Japan plans to provide a maximum of 26 billion yen in grants to renovate and rebuild 13 hospitals in Iraq it helped construct in the 1980s.
One of these hospitals is located in the southeastern city of Samawah, where Ground Self-Defense Force troops have been dispatched to engage in noncombat duties, government sources said.
Political observers believe the government is hoping the move will help convince Iraqi people that Japanese efforts are aimed at providing humanitarian and reconstruction relief.
The 400-bed hospitals, built in 13 cities in the 1980s with 7.22 billion yen in Japanese overseas aid, have constituted major medical facilities in the region.

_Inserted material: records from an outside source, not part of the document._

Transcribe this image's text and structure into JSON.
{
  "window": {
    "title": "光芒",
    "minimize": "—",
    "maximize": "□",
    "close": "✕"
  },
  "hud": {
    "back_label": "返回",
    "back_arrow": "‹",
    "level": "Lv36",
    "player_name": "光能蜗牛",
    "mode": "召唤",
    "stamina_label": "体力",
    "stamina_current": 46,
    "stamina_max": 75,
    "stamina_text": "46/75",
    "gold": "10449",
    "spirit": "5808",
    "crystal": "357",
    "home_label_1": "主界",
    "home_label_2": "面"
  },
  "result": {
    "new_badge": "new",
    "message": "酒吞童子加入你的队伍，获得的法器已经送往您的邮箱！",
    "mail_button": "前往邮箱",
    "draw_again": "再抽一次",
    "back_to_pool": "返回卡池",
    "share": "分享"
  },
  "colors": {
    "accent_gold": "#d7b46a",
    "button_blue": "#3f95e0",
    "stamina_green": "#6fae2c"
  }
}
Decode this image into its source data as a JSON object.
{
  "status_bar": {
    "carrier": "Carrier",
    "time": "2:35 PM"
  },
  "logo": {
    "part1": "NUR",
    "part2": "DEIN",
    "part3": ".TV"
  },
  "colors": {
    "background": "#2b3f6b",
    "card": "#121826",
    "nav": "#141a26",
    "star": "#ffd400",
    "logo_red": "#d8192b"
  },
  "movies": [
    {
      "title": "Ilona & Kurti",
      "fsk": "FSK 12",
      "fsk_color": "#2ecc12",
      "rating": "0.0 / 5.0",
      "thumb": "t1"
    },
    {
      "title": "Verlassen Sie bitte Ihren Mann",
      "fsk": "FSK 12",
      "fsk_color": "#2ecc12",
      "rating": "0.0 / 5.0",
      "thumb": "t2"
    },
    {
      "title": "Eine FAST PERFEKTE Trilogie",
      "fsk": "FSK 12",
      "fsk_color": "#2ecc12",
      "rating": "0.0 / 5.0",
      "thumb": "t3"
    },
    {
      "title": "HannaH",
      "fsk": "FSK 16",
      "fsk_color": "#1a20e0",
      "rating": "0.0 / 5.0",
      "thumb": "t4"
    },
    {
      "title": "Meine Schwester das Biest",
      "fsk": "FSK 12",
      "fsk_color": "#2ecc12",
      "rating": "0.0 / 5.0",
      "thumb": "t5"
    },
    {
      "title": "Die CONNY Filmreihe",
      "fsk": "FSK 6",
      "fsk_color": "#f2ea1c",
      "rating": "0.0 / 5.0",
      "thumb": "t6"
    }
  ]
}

But these facilities sustained great damage during the 1991 Gulf War, as well as during the lengthy economic sanctions that followed and the U.S.-led invasion of Iraq in March.
The cities in question include Baghdad, the northern cities of Mosul and Kirkuk, and southern cities of Samawah and Nasiriyah.
The government plans to provide between 500 million yen and 2 billion yen per hospital to restore medical and electrical equipment such as independent power generators, as well as water supply and sewage systems.
In particular, the hospital in Samawah is expected to be prioritized and be handed a 1 billion yen grant.
"It is important to build friendly relations with the local people by improving their employment and welfare," a senior Foreign Ministry official said.
Japan has announced that it will provide $1.5 billion in grants to Iraq by the end of this year.
The government has already decided that $120 million will be used to provide police cars and renovate elementary and junior high schools.